I would like to share with you this morning, a brief description of a Charlie Chaplin’s movie, "City Lights". Chaplin plays a little vagabond tramp who opens himself to anyone who opens their door to him. He becomes a vehicle for salvation for both a poor blind girl and a rich man. The rich man is bent on drowning himself. Charlie befriends him and the rich man, who is drunk at the time, takes the little tramp home with him for dinner.
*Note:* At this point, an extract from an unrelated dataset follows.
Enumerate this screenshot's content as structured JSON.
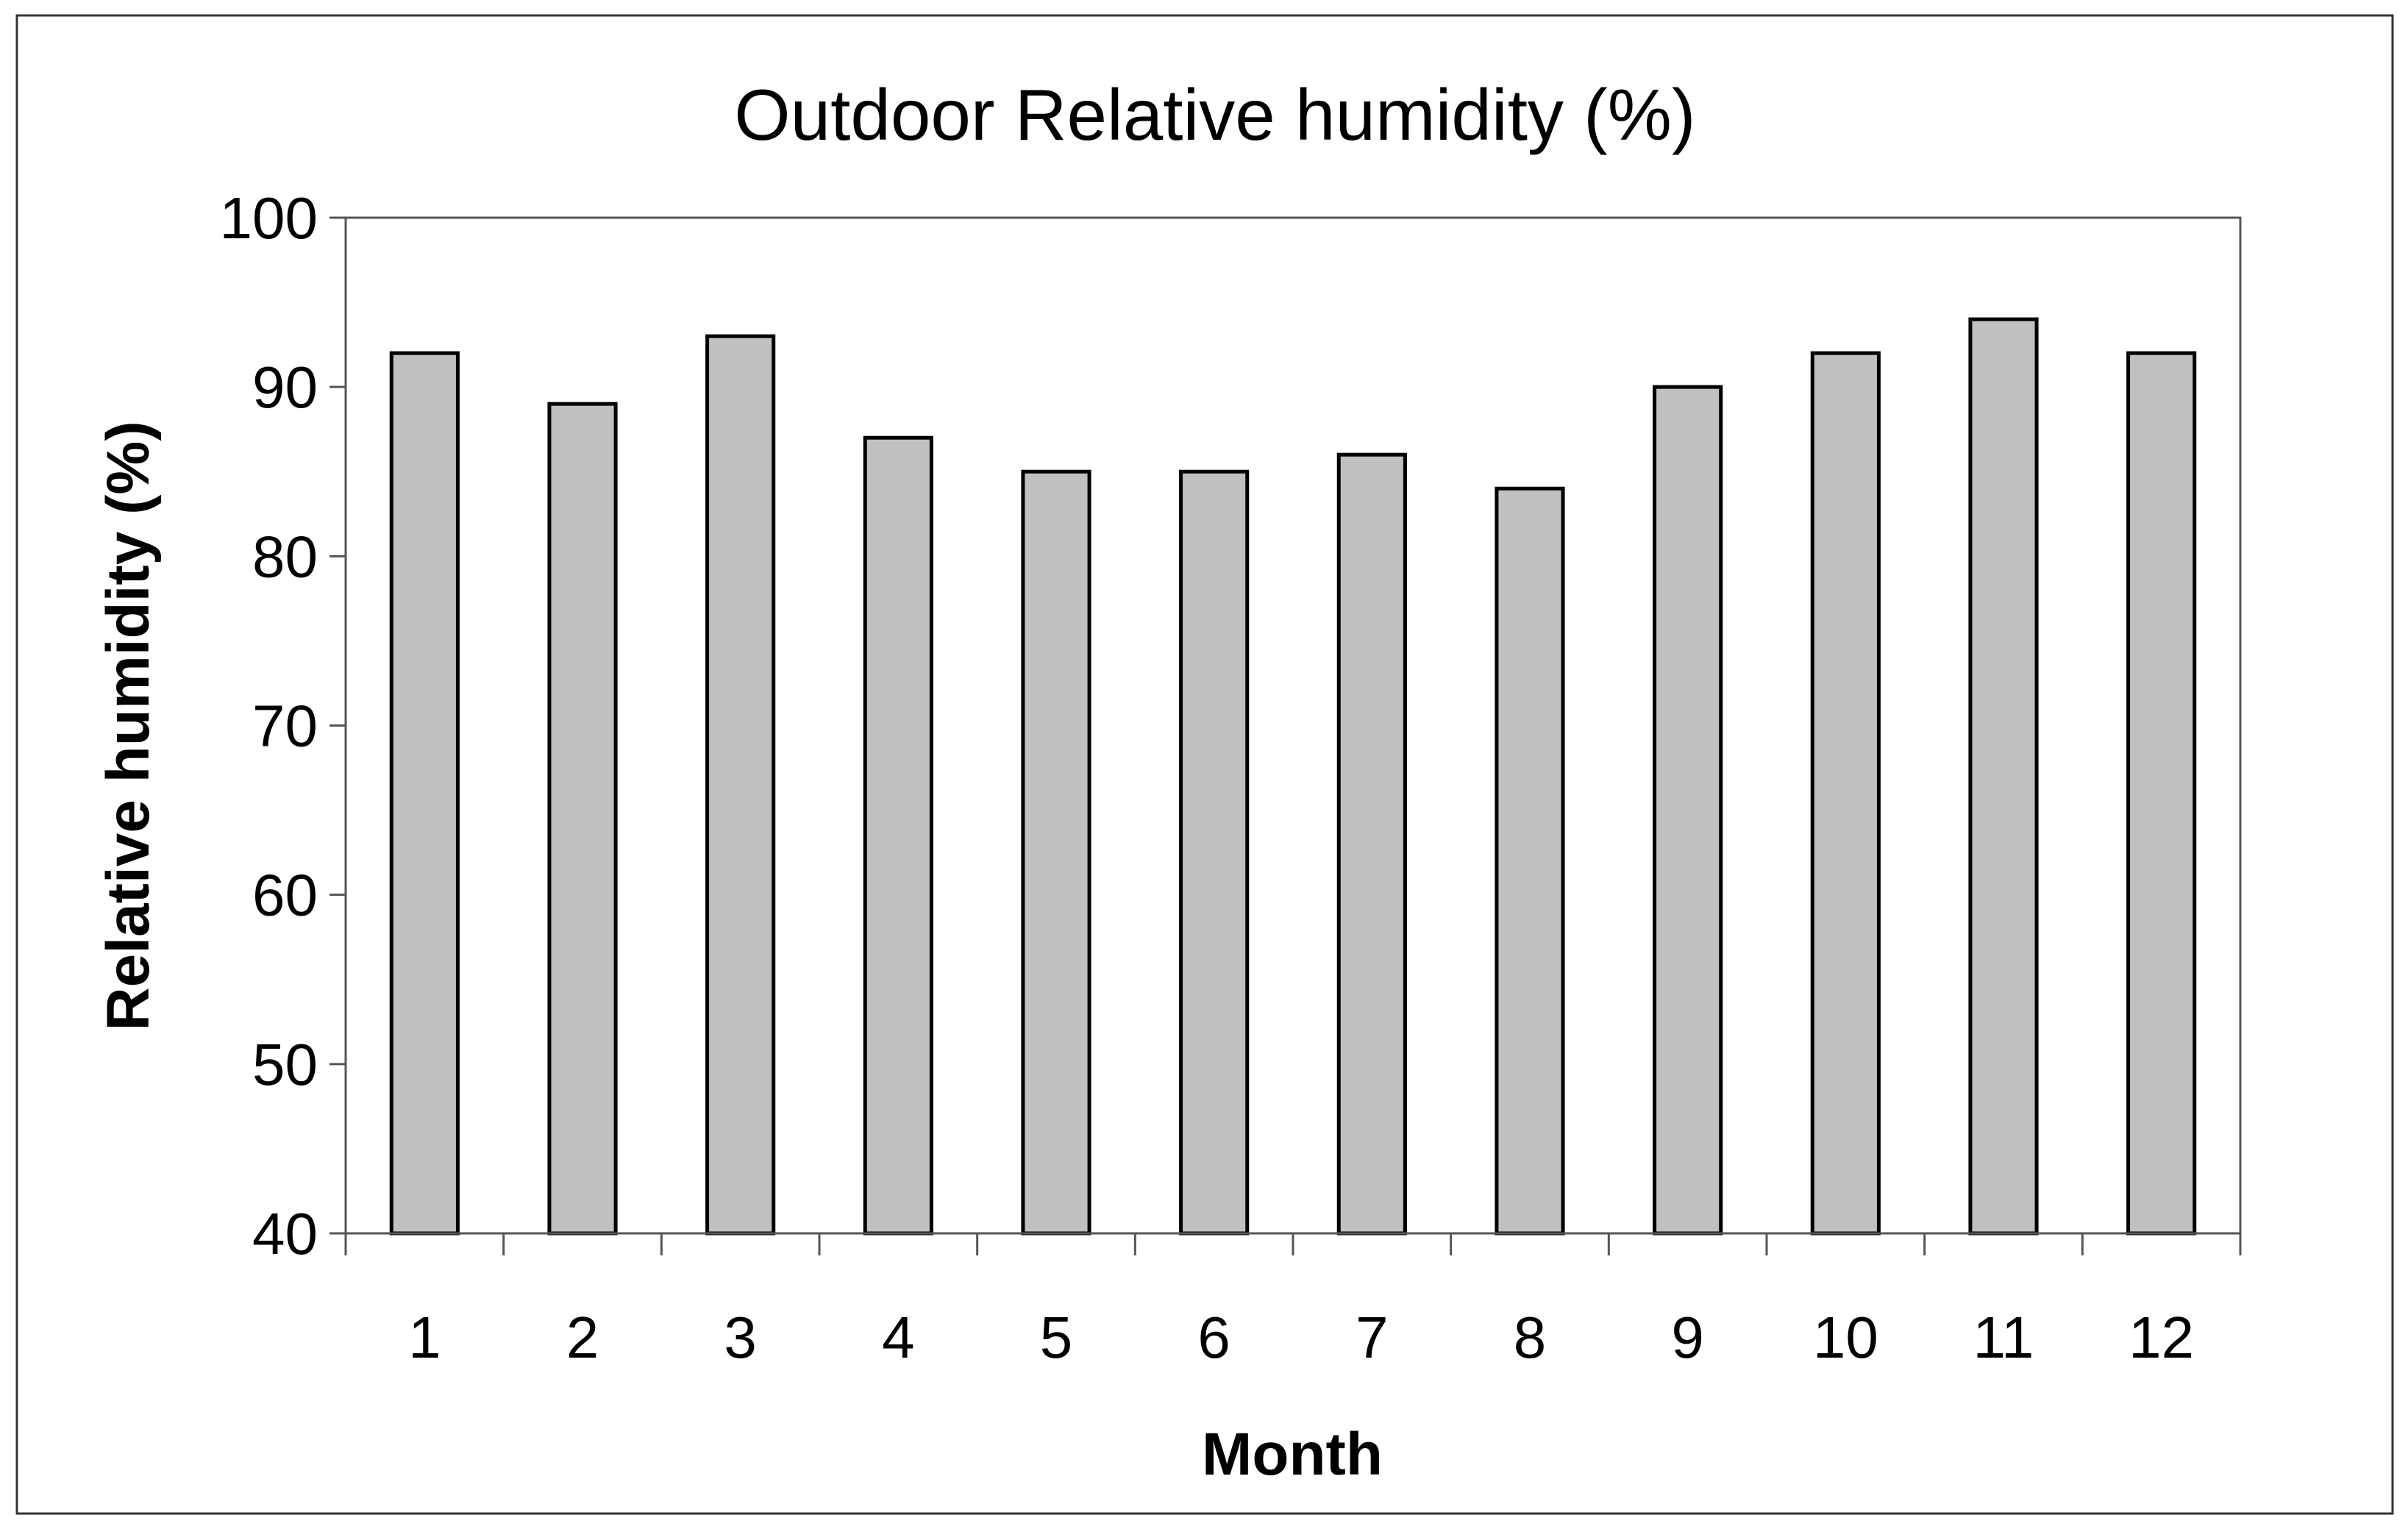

When the rich man. sobers up he rejects the little clown and even accuses him of stealing money which the rich man in his drunken stupor had given him. Fleeing the police, the little clown manages to get the money into the hands of a poor blind girl for an operation she desperately needs to restore her sight. Then, he is arrested and imprisoned.
After serving a sentence in prison, the little tramp emerges shabbier than ever. The blind girl had imagined the one who thrust the money in her hands to be a handsome, wealthy young man. Now that her sight has been restored via surgery she does not recognize him.
As the little tramp forlornly shuffles by the window of her new floral shop, which she had bought with his money. she ridicules him. The pathos and tragedy become intense as the shop owner heaps scorn on the very one who had gone to prison for the money which had made her what she is. Only in the final scene of the film does she discover that the shabby little tramp was her benefactor. She touches his arm and his face once again. exactly as she did in that moment of blindness. As she realizes what has happened, she whispers, "You!"